Some people with Down syndrome continue to live in poverty and relative social isolation, supported only by government disability payments.  For some of these people, the health gulf is still a reality, and they continue to receive substandard care and attention from doctors in a system that is unaware of their needs.

Myth #4 – People with Down syndrome have uncanny special abilities to identify how people are feeling and support them.

What is the truth?
People with Down syndrome actually have considerable difficulty tuning in to the emotions of other people. In the scientific literature, the consensus is that people with Down syndrome “present problems in social functioning, showing little accommodation to social partners” [2], which is a repudiation of the commonly expressed belief. There have also been numerous research studies on the topic of facial emotional recognition, which have focussed on whether young people with Down Syndrome are competent at identifying happiness, fear, disgust, sadness and anger in other people. Though the study designs  and the results are mixed, there appears to be agreement around the finding that people with Down syndrome have atypical patterns of deciphering emotions, and in fact, “constraints linked to their cognitive systems prevent them from improving along with age on facial emotion recognition”.[3] 

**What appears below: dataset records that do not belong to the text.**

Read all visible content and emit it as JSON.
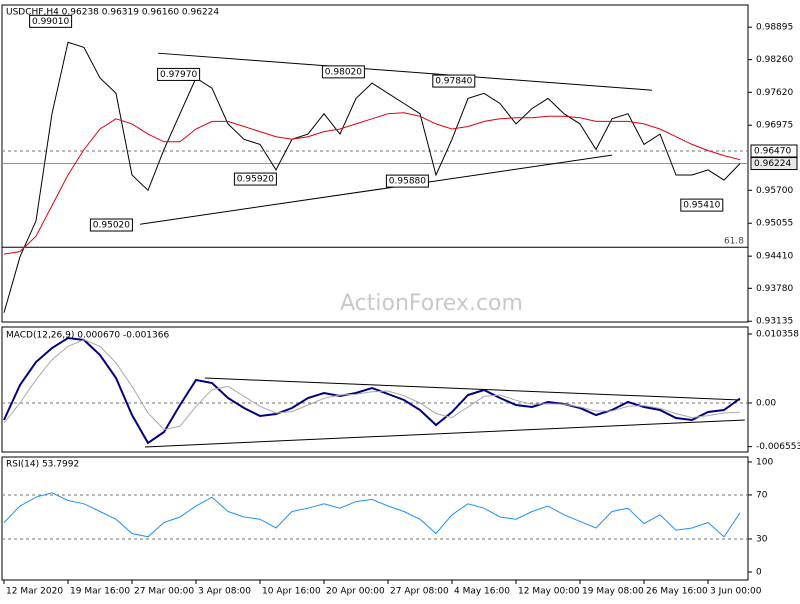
{
  "chart_data": [
    {
      "type": "line",
      "title": "USDCHF,H4  0.96238 0.96319 0.96160 0.96224",
      "watermark": "ActionForex.com",
      "xlim": [
        -0.125,
        46.5
      ],
      "ylim": [
        0.9312,
        0.9933
      ],
      "yticks": [
        0.98895,
        {
          "value": 0.9826,
          "label": "0.98260"
        },
        {
          "value": 0.9762,
          "label": "0.97620"
        },
        0.96975,
        {
          "value": 0.957,
          "label": "0.95700"
        },
        0.95055,
        {
          "value": 0.9441,
          "label": "0.94410"
        },
        {
          "value": 0.9378,
          "label": "0.93780"
        },
        0.93135
      ],
      "series": [
        {
          "color": "#000000",
          "values": [
            0.933,
            0.944,
            0.951,
            0.972,
            0.986,
            0.985,
            0.979,
            0.976,
            0.96,
            0.957,
            0.965,
            0.972,
            0.979,
            0.977,
            0.97,
            0.967,
            0.966,
            0.961,
            0.967,
            0.968,
            0.972,
            0.968,
            0.975,
            0.978,
            0.976,
            0.974,
            0.972,
            0.96,
            0.967,
            0.975,
            0.976,
            0.974,
            0.97,
            0.973,
            0.975,
            0.972,
            0.97,
            0.965,
            0.971,
            0.972,
            0.966,
            0.968,
            0.96,
            0.96,
            0.961,
            0.959,
            0.96224
          ]
        },
        {
          "color": "#e0000f",
          "values": [
            0.9445,
            0.945,
            0.948,
            0.954,
            0.96,
            0.965,
            0.969,
            0.971,
            0.97,
            0.968,
            0.9665,
            0.9665,
            0.969,
            0.9705,
            0.9705,
            0.9695,
            0.9685,
            0.9675,
            0.967,
            0.9675,
            0.9685,
            0.969,
            0.97,
            0.971,
            0.972,
            0.9722,
            0.9715,
            0.97,
            0.969,
            0.9695,
            0.9705,
            0.971,
            0.9712,
            0.9712,
            0.9715,
            0.9715,
            0.9712,
            0.9705,
            0.9705,
            0.9705,
            0.97,
            0.969,
            0.9675,
            0.966,
            0.9648,
            0.9638,
            0.963
          ]
        }
      ],
      "annotations": [
        {
          "label": "0.99010",
          "value": 0.9901,
          "x": 1.6
        },
        {
          "label": "0.97970",
          "value": 0.9797,
          "x": 9.6
        },
        {
          "label": "0.98020",
          "value": 0.9802,
          "x": 19.9
        },
        {
          "label": "0.97840",
          "value": 0.9784,
          "x": 26.8
        },
        {
          "label": "0.95920",
          "value": 0.9592,
          "x": 14.4
        },
        {
          "label": "0.95880",
          "value": 0.9588,
          "x": 23.9
        },
        {
          "label": "0.95020",
          "value": 0.9502,
          "x": 5.4
        },
        {
          "label": "0.95410",
          "value": 0.9541,
          "x": 42.3
        }
      ],
      "trendlines": [
        {
          "x": [
            9.625,
            40.5
          ],
          "y": [
            0.98386,
            0.97661
          ]
        },
        {
          "x": [
            8.5,
            38
          ],
          "y": [
            0.95036,
            0.96388
          ]
        }
      ],
      "levels": [
        {
          "value": 0.9647,
          "style": "dashed"
        },
        {
          "value": 0.96224,
          "style": "solid"
        }
      ],
      "fib_level": {
        "ratio": 61.8,
        "price": 0.94585
      },
      "price_markers": [
        {
          "value": 0.9647,
          "label": "0.96470"
        },
        {
          "value": 0.96224,
          "label": "0.96224"
        }
      ]
    },
    {
      "type": "line",
      "title": "MACD(12,26,9) 0.000670 -0.001366",
      "xlim": [
        -0.125,
        46.5
      ],
      "ylim": [
        -0.00736,
        0.01141
      ],
      "yticks": [
        0.010358,
        {
          "value": 0,
          "label": "0.00"
        },
        -0.006553
      ],
      "levels": [
        {
          "value": 0,
          "style": "dashed"
        }
      ],
      "series": [
        {
          "color": "#000080",
          "values": [
            -0.00255,
            0.0027,
            0.00615,
            0.00826,
            0.00976,
            0.00946,
            0.0072,
            0.00375,
            -0.0018,
            -0.006,
            -0.00435,
            -0.0003,
            0.00345,
            0.003,
            0.00075,
            -0.00075,
            -0.00195,
            -0.00165,
            -0.00075,
            0.00075,
            0.0015,
            0.00105,
            0.0015,
            0.00225,
            0.00135,
            0.00045,
            -0.00105,
            -0.0033,
            -0.00135,
            0.0012,
            0.00195,
            0.00075,
            -0.0003,
            -0.0006,
            0.00015,
            -0.00015,
            -0.00075,
            -0.0018,
            -0.00105,
            0.00015,
            -0.0006,
            -0.00105,
            -0.00225,
            -0.00255,
            -0.00135,
            -0.00105,
            0.00067
          ]
        },
        {
          "color": "#a8a8a8",
          "values": [
            -0.003,
            0,
            0.0035,
            0.0065,
            0.0085,
            0.0095,
            0.0085,
            0.006,
            0.0025,
            -0.0015,
            -0.004,
            -0.0035,
            -0.0005,
            0.002,
            0.0025,
            0.001,
            -0.0005,
            -0.0015,
            -0.0013,
            -0.0003,
            0.0007,
            0.0012,
            0.0013,
            0.0017,
            0.0018,
            0.0011,
            0,
            -0.0016,
            -0.0022,
            -0.0006,
            0.001,
            0.0012,
            0.0004,
            -0.0002,
            -0.0001,
            -0.0002,
            -0.0006,
            -0.0012,
            -0.0012,
            -0.0005,
            -0.0004,
            -0.0008,
            -0.0016,
            -0.0022,
            -0.0019,
            -0.0015,
            -0.001366
          ]
        }
      ],
      "trendlines": [
        {
          "x": [
            12.56,
            46.0
          ],
          "y": [
            0.00375,
            0.00045
          ]
        },
        {
          "x": [
            8.81,
            46.3
          ],
          "y": [
            -0.0066,
            -0.00255
          ]
        }
      ]
    },
    {
      "type": "line",
      "title": "RSI(14) 53.7992",
      "xlim": [
        -0.125,
        46.5
      ],
      "ylim": [
        -7.3,
        104.5
      ],
      "yticks": [
        100,
        70,
        30,
        0
      ],
      "levels": [
        {
          "value": 70,
          "style": "dashed"
        },
        {
          "value": 30,
          "style": "dashed"
        }
      ],
      "series": [
        {
          "color": "#1e90ff",
          "values": [
            45,
            60,
            68,
            72,
            65,
            62,
            55,
            48,
            35,
            32,
            45,
            50,
            60,
            68,
            55,
            50,
            48,
            40,
            55,
            58,
            62,
            58,
            64,
            66,
            60,
            55,
            48,
            35,
            52,
            62,
            58,
            50,
            48,
            55,
            60,
            52,
            46,
            40,
            55,
            58,
            44,
            52,
            38,
            40,
            45,
            32,
            53.8
          ]
        }
      ],
      "xticks": [
        {
          "value": 0,
          "label": "12 Mar 2020"
        },
        {
          "value": 4,
          "label": "19 Mar 16:00"
        },
        {
          "value": 8,
          "label": "27 Mar 00:00"
        },
        {
          "value": 12,
          "label": "3 Apr 08:00"
        },
        {
          "value": 16,
          "label": "10 Apr 16:00"
        },
        {
          "value": 20,
          "label": "20 Apr 00:00"
        },
        {
          "value": 24,
          "label": "27 Apr 08:00"
        },
        {
          "value": 28,
          "label": "4 May 16:00"
        },
        {
          "value": 32,
          "label": "12 May 00:00"
        },
        {
          "value": 36,
          "label": "19 May 08:00"
        },
        {
          "value": 40,
          "label": "26 May 16:00"
        },
        {
          "value": 44,
          "label": "3 Jun 00:00"
        }
      ]
    }
  ]
}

How might this idea have arisen?
Claims such as the following are not uncommon: “My cousin has Down syndrome.  It’s amazing, though: I don’t know how she does it, but somehow she just knows who needs cheering up. She always gravitates to the person in the room who is sad and she hugs them or sits with them and they feel better!” Anecdotal reports would indicate that there is a widespread belief that people with Down syndrome are unusually emotionally gifted and can sense and attend to the needs of others.

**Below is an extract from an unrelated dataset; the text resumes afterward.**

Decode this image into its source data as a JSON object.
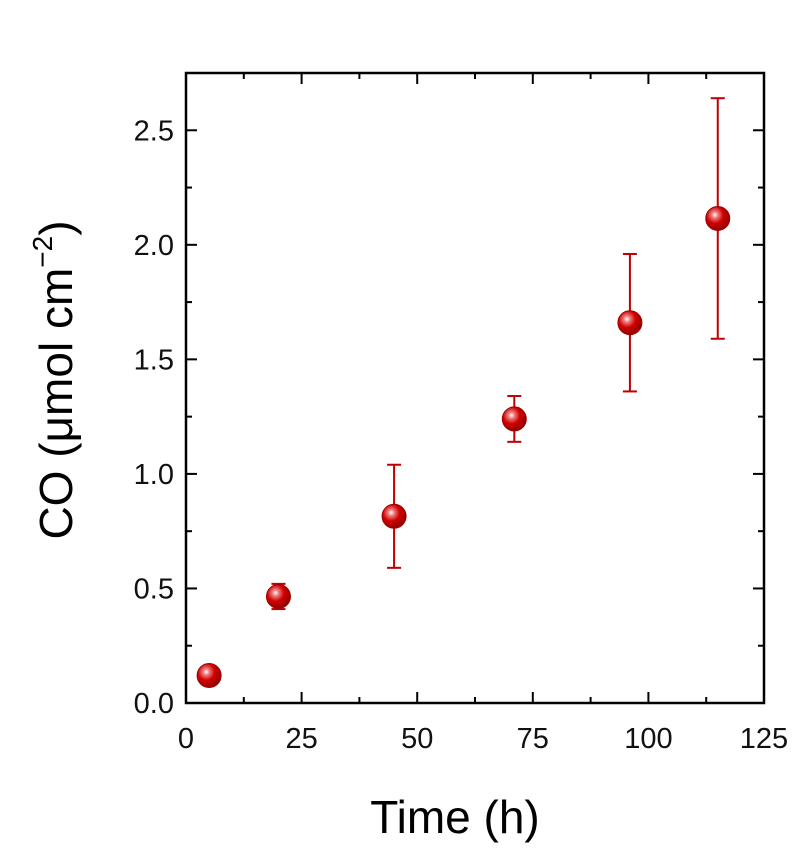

It is common for popular beliefs and scientific evidence to diverge, and this seems to be another example. The people who describe the intuitive emotional strengths of people with Down syndrome may be describing fortuitous coincidences, or they may be using complimentary language to narrate what were, in truth, chance encounters. It may also be an indication of the generosity of the narrators, that their interpretation of a situation ends with them ascribing unusual talents to people with Down syndrome. One of the important messages, though, is that people with Down syndrome would benefit from more education on discerning the emotions of other people, as a way of improving their skills for social functioning.
[1] https://www-sciencedirect-com.proxy1.lib.uwo.ca/topics/medicine-and-dentistry/chromosome-disorder

[2] Martínez-Castilla, P., Burt, M., Borgatti, R., & Gagliardi, C. (2015). Facial emotion recognition in Williams syndrome and Down syndrome: A matching and developmental study. Child Neuropsychology, 21(5), 668–692.

[3] Martínez-Castilla, P., Burt, M., Borgatti, R., & Gagliardi, C. (2015). Facial emotion recognition in Williams syndrome and Down syndrome: A matching and developmental study. Child Neuropsychology, 21(5), 668–692.